Britanya başbakanı Boris Johnson ise Amerika ile geniş çaplı ilişkler kurmaya da büyük umutla yaklaşmaktadır. Buna rağmen Trump hükümeti Londra karşısında patronlar misali talimat vermeye devam ediyor. Washington Britanya'nın Avrupa Birliğinden ayrılması yüzünden Londra üst düzey makamlarına isteklerini dayatıp nüfuzunu da arttırıp Londra'yı uydu hükümete dönüştürmek istiyor. Bu çerçevede ekonomik ve ticari istekler de söz konusudur. Böylece Trump ilk girişiminde Britanya hükümetine Çinli Huawei şirketi ile ilişkilerini kesmesini istedi. Trump hükümeti bir yandan da bu ülkenin muhafazakar hükümetinin vergi siyasetlerine de karşıdır. Trump Johnson'u kendi emir kulu olarak zannedip tüm istediklerini ona dayatabileceğini düşünüyor.
Buna rağmen Londra'nın kimi alanlarda Washington'a boyun eğmemesi ise iki ülkenin ilişkilerinin gelecekte engebeli bir döneme ayak basacağını gösteriyor.
Gelecek müzakere sürecinde de Trump hükümetinin Londra'ya karşı üstünlük taslayacağından yola çıkarak şimdiden Britanya'nın Amerika'ya umut bağlamak yerine yine de Avrupa Birliği'ne ticari anlamda yönelmesi önerilmektedir.

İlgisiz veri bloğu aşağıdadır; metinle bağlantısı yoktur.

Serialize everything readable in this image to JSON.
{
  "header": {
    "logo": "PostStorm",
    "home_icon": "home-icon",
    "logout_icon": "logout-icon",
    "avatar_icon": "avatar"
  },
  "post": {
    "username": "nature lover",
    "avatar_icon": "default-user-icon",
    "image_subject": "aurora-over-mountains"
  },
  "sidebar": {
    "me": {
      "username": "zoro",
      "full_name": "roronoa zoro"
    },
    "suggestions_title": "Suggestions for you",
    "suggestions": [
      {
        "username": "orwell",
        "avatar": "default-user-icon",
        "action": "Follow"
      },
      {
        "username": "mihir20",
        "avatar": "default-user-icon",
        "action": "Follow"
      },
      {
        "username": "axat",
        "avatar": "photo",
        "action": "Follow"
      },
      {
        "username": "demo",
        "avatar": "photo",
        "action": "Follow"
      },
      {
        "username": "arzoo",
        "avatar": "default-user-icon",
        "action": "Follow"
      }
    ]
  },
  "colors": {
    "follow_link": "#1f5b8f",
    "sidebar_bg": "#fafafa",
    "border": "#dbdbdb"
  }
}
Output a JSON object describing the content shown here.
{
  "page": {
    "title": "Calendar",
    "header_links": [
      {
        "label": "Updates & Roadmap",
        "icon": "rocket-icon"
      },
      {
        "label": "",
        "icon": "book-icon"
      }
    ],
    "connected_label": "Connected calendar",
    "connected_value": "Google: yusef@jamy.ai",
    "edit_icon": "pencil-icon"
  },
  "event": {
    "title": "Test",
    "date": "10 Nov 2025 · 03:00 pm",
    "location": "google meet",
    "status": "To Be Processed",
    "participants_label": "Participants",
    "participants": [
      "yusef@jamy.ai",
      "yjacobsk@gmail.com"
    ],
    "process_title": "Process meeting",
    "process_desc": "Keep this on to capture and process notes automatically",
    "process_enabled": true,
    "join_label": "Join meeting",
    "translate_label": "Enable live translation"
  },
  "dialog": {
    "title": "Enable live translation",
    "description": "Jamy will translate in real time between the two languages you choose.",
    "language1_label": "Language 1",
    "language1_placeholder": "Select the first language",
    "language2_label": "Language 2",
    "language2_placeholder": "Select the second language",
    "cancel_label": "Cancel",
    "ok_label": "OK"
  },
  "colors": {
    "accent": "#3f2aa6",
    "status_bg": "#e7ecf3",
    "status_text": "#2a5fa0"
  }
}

Britanya işçiler federasyonu genel sekreteri Frances Ogrady ise Johnson hükümetinin Amerika ile sıcak ilişkiler kurup ticari anlaşmalara varması yerine Avrupa Birliği ile daha iyi bir anlaşmaya bel bağlaması gerektiğini söyledi. Ona göre Amerika ile uygunsuz bir anlaşma Britanya devlet sektörünü, çevre ve gıda standartları alanını kötü yönde etkileyecektir.
Amerika Avrupa Birliğinin ardından Britanya'nın en büyük ticari ortağı sayılıyor. Britanya 2018 yılında Amerika'ya yüzde 19 kadar ihracat yapıp yüzde 11 kadar da ithalat yaptı. Aynı yılda Avrupa Birliği Britanya'nın ihracatının yüzde 45'ine ve ithalatının yüzde 53'üne sahipti. Londra'nın Washington'un özel bir ticari ortak görme düşüncelerine rağmen ancak halihazırda Trump hükümetinin sadece tamamen Amerika çıkarları doğrultusunda olan isteklerini Londra'ya dayatmak istediği anlaşılmaktadır.